The Nasdaq 100 (NDX) lags the Nasdaq Composite but NDX did of course clear its prior rally peaks in the 1700 area. 1700 should now be near support, extending down to 1685-1677 area, at the minor up trendline and at 1677, the level of the current 21-day average.

The Nas 100 was struggling to gain much upside traction but had a very strong mid-week advance. Not for nothing did bullish sentiment shoot up the next day!

It would not be surprising to see another dip to and maybe a bit under 1700 but NDX is mostly following the lead Composite Index; if COMP continues higher, a next near target for NDX is to 1723-1725, with ultimate potential back up to the '06 high in the 1760 area.

NASDAQ 100 TRACKING STOCK (QQQQ); DAILY CHART:

The Nasdaq 100 tracking stock (QQQQ) is seeming to falter again in the 42 area. Next resistance is 42.4, with major resistance at 43 to 43.3.

Key near technical support is at 41.25. As long as there is no retreat in the Q's below this area, the uptrend is well intact.

Daily trading volume numbers surged on the strong midweek rally. Not huge huge, but respectable. Volume is 'confirming' the bullish trend.

Good Trading Success!

** SUBSCRIBER MAIL **
Please send any technical and Index-related questions to me at support@optioninvestor.com with 'Leigh Stevens' in the subject line; not only for answer, but also for possible use in my coming week's Trader's Corner article. Your emails are appreciated and where I learn what you are thinking or wondering about. Yea!

GUIDE TO MY TRADING GUIDELINES AND SUGGESTIONS
CHART MARKINGS:
1. Technical support/areas of likely buying interest are highlighted with green up arrows.
2. Resistance/areas of likely selling interest: red down arrows.
[Gray up/down arrows: support/resistance levels that got pierced]
I WRITE ABOUT:
3. Index price areas where I have a bullish bias or interest in buying index calls (or selling puts or other bullish strategies).
4. Price levels where I suggest buying index puts (or, adopting other bearish option strategies).

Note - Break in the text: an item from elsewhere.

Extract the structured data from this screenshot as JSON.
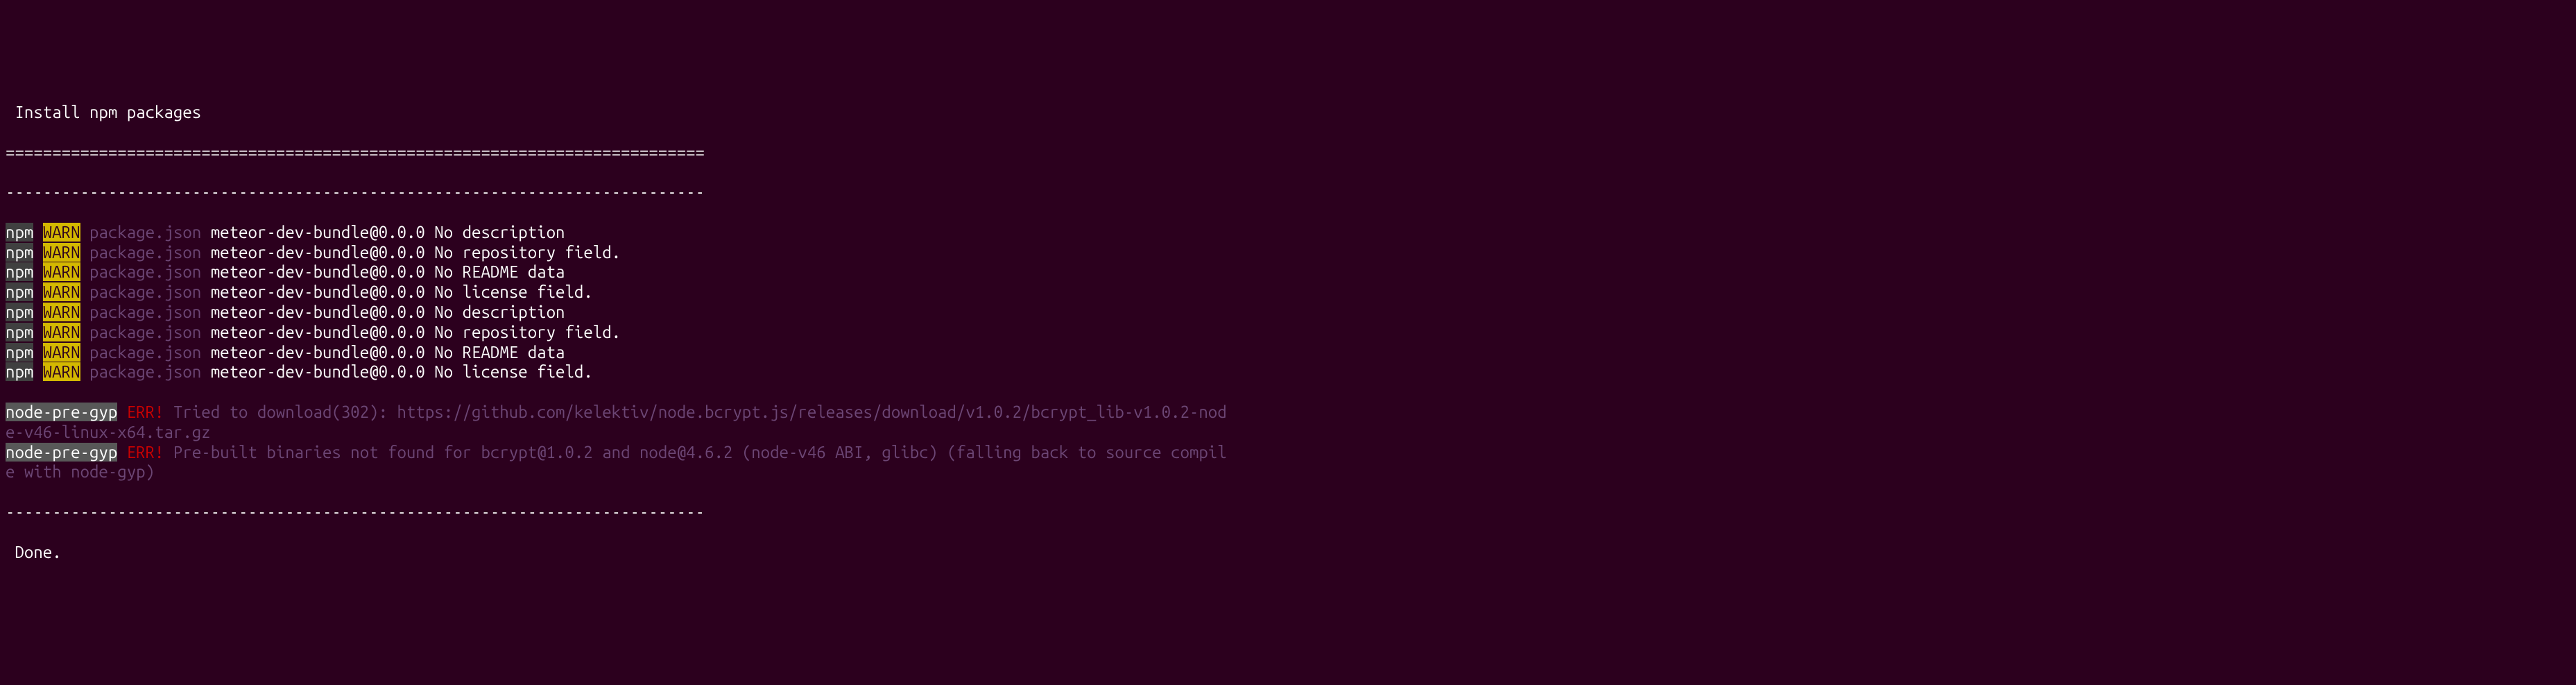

Trading suggestions are based on Index levels, not a specific option (month and strike price) and entry price for that option. My outlook often focuses on the intermediate-term trend (next few weeks) rather than the next several days of the short-term trend.

Having at least 3-4 weeks to expiration tends to be my guideline for trade entry choice. I attempt to pick only what I consider to be 'high-potential' trades; e.g., a defined risk point would equal in points only 1/3 or less of the index price target.

I most often favor At (ATM), In (ITM) or only slightly Out of the Money (OTM) strike prices in order not to 'overtrade' my account. Exit or 'stop' points, as well as projected profitable index price targets, are based on my technical analysis of the indexes.